I thought Greywalker was okay. My main issue with the book was Harper's reaction to becoming a Greywalker. I understood when she resisted and complained at first, and that made her seem human. Although she can now interact with the Grey, she is not stronger or faster than the average person and so is unprepared and unable to defend herself from the creatures in the Grey. My problem was that this never changed throughout the whole book. Harper never embraced her gift and just moped and moaned. The constant focus on how she hated her new found gift, and how much it tires her out etc... slowed the pace of the book. I know that Greywalker is a series and that Harper may well accept her new ability in subsequent books, but I don't know whether I will continue reading the series after the amount of complaining. I wanted to grab hold of Harper and shake her and say, "Get on with it." Her witch friend was so supportive, and yet Harper never let her help her properly. It just ended up with the witch repeatedly soothing Harper. Sigh. I was hoping for a stronger female character, like in the Anita Blake, Vampire Hunter series or in The Harper Connelly Mysteries. Both of these books have a kind of detective role, and a mystery to solve, just like Greywalker, but they are much better female lead protagonists.

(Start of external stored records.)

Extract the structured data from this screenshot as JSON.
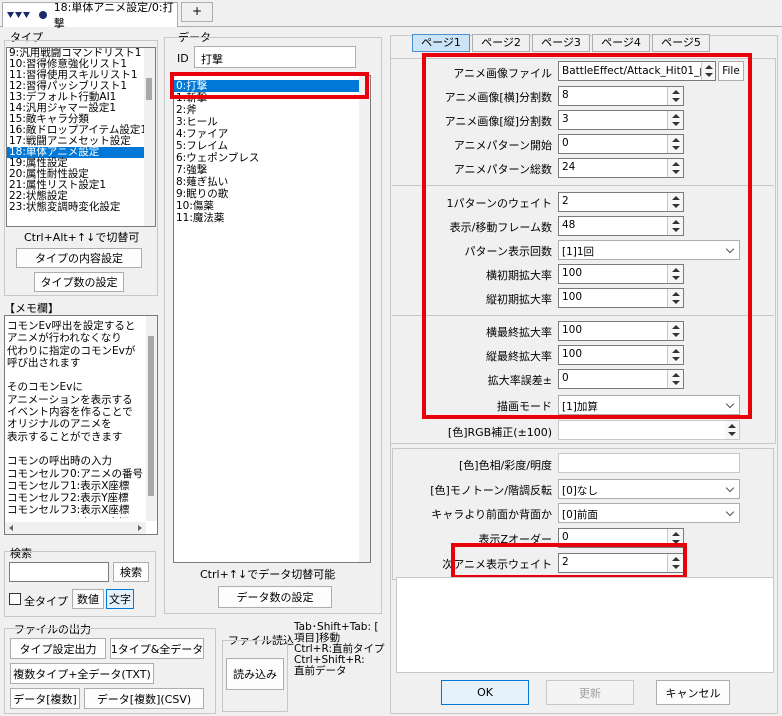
{
  "tab": {
    "title": "18:単体アニメ設定/0:打撃",
    "plus": "+"
  },
  "type_panel": {
    "heading": "タイプ",
    "items": [
      "9:汎用戦闘コマンドリスト1",
      "10:習得修意強化リスト1",
      "11:習得使用スキルリスト1",
      "12:習得パッシブリスト1",
      "13:デフォルト行動AI1",
      "14:汎用ジャマー設定1",
      "15:敵キャラ分類",
      "16:敵ドロップアイテム設定1",
      "17:戦闘アニメセット設定",
      "18:単体アニメ設定",
      "19:属性設定",
      "20:属性耐性設定",
      "21:属性リスト設定1",
      "22:状態設定",
      "23:状態変調時変化設定"
    ],
    "selected_index": 9,
    "hint": "Ctrl+Alt+↑↓で切替可",
    "btn_content": "タイプの内容設定",
    "btn_count": "タイプ数の設定"
  },
  "memo": {
    "heading": "【メモ欄】",
    "lines": [
      "コモンEv呼出を設定すると",
      "アニメが行われなくなり",
      "代わりに指定のコモンEvが",
      "呼び出されます",
      "",
      "そのコモンEvに",
      "アニメーションを表示する",
      "イベント内容を作ることで",
      "オリジナルのアニメを",
      "表示することができます",
      "",
      "コモンの呼出時の入力",
      "コモンセルフ0:アニメの番号",
      "コモンセルフ1:表示X座標",
      "コモンセルフ2:表示Y座標",
      "コモンセルフ3:表示X座標",
      "コモンセルフ4:表示Y座標"
    ]
  },
  "search": {
    "heading": "検索",
    "button": "検索",
    "all_types": "全タイプ",
    "numeric": "数値",
    "text": "文字"
  },
  "file_output": {
    "heading": "ファイルの出力",
    "btn1": "タイプ設定出力",
    "btn2": "1タイプ&全データ",
    "btn3": "複数タイプ+全データ(TXT)",
    "btn4": "データ[複数]",
    "btn5": "データ[複数](CSV)"
  },
  "file_read": {
    "heading": "ファイル読込",
    "button": "読み込み"
  },
  "shortcuts": {
    "lines": [
      "Tab･Shift+Tab:  [",
      "項目]移動",
      "Ctrl+R:直前タイプ",
      "Ctrl+Shift+R:",
      " 直前データ"
    ]
  },
  "data_panel": {
    "heading": "データ",
    "id_label": "ID",
    "id_value": "打撃",
    "items": [
      "0:打撃",
      "1:斬撃",
      "2:斧",
      "3:ヒール",
      "4:ファイア",
      "5:フレイム",
      "6:ウェポンブレス",
      "7:強撃",
      "8:薙ぎ払い",
      "9:眠りの歌",
      "10:傷薬",
      "11:魔法薬"
    ],
    "selected_index": 0,
    "hint": "Ctrl+↑↓でデータ切替可能",
    "btn_count": "データ数の設定"
  },
  "page_tabs": [
    "ページ1",
    "ページ2",
    "ページ3",
    "ページ4",
    "ページ5"
  ],
  "fields": {
    "anim_image_file": {
      "label": "アニメ画像ファイル",
      "value": "BattleEffect/Attack_Hit01_p",
      "button": "File"
    },
    "h_split": {
      "label": "アニメ画像[横]分割数",
      "value": "8"
    },
    "v_split": {
      "label": "アニメ画像[縦]分割数",
      "value": "3"
    },
    "pattern_start": {
      "label": "アニメパターン開始",
      "value": "0"
    },
    "pattern_total": {
      "label": "アニメパターン総数",
      "value": "24"
    },
    "pattern_wait": {
      "label": "1パターンのウェイト",
      "value": "2"
    },
    "move_frames": {
      "label": "表示/移動フレーム数",
      "value": "48"
    },
    "repeat": {
      "label": "パターン表示回数",
      "value": "[1]1回"
    },
    "init_scale_x": {
      "label": "横初期拡大率",
      "value": "100"
    },
    "init_scale_y": {
      "label": "縦初期拡大率",
      "value": "100"
    },
    "final_scale_x": {
      "label": "横最終拡大率",
      "value": "100"
    },
    "final_scale_y": {
      "label": "縦最終拡大率",
      "value": "100"
    },
    "scale_error": {
      "label": "拡大率誤差±",
      "value": "0"
    },
    "draw_mode": {
      "label": "描画モード",
      "value": "[1]加算"
    },
    "rgb": {
      "label": "[色]RGB補正(±100)",
      "value": ""
    },
    "hsv": {
      "label": "[色]色相/彩度/明度",
      "value": ""
    },
    "mono": {
      "label": "[色]モノトーン/階調反転",
      "value": "[0]なし"
    },
    "front_back": {
      "label": "キャラより前面か背面か",
      "value": "[0]前面"
    },
    "z_order": {
      "label": "表示Zオーダー",
      "value": "0"
    },
    "next_wait": {
      "label": "次アニメ表示ウェイト",
      "value": "2"
    }
  },
  "dialog": {
    "ok": "OK",
    "update": "更新",
    "cancel": "キャンセル"
  },
  "colors": {
    "highlight": "#e8000a",
    "selection": "#0078d7"
  }
}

The detective mysteries were interesting. Harper is trying to solve two cases at once. She is trying to locate a missing person (who happens to now be a Vampire), and an old family heirloom (the client turns out to be very dangerous). These cases are filled with the supernatural, and Harper finds herself not only communicating with ghosts and witches, but also Vampires. The Vampires in this book intrigued me. Vampires exist in both the real World and the Grey simultaneously. They are also traditional Vampires in that they drink human blood, can't go out in the sunlight, have no reflection in reflective surfaces and have to sleep on the dirt from their graves. One of the Vampires is also necromancer. This element of the story is interesting, and I am now interested to read other books with a stronger necromancer theme.

Overall, the book was just lacking in action. I didn't feel as though I was racing to find out what happened, and I wouldn't have minded if I hadn't finished the book. I don't know whether I will continue reading the series. I am interested to understand the Grey at little more because the descriptions in Greywalker don't give a very clear picture, despite being detailed. I am also intrigued to know what Harper could do in the Grey. I am leaning towards trying book two, but I think if that isn't significantly better, I will definitely give up altogether.

Final Verdict: It's not a showstopper. If you don't have anything else to read, then give this a whirl.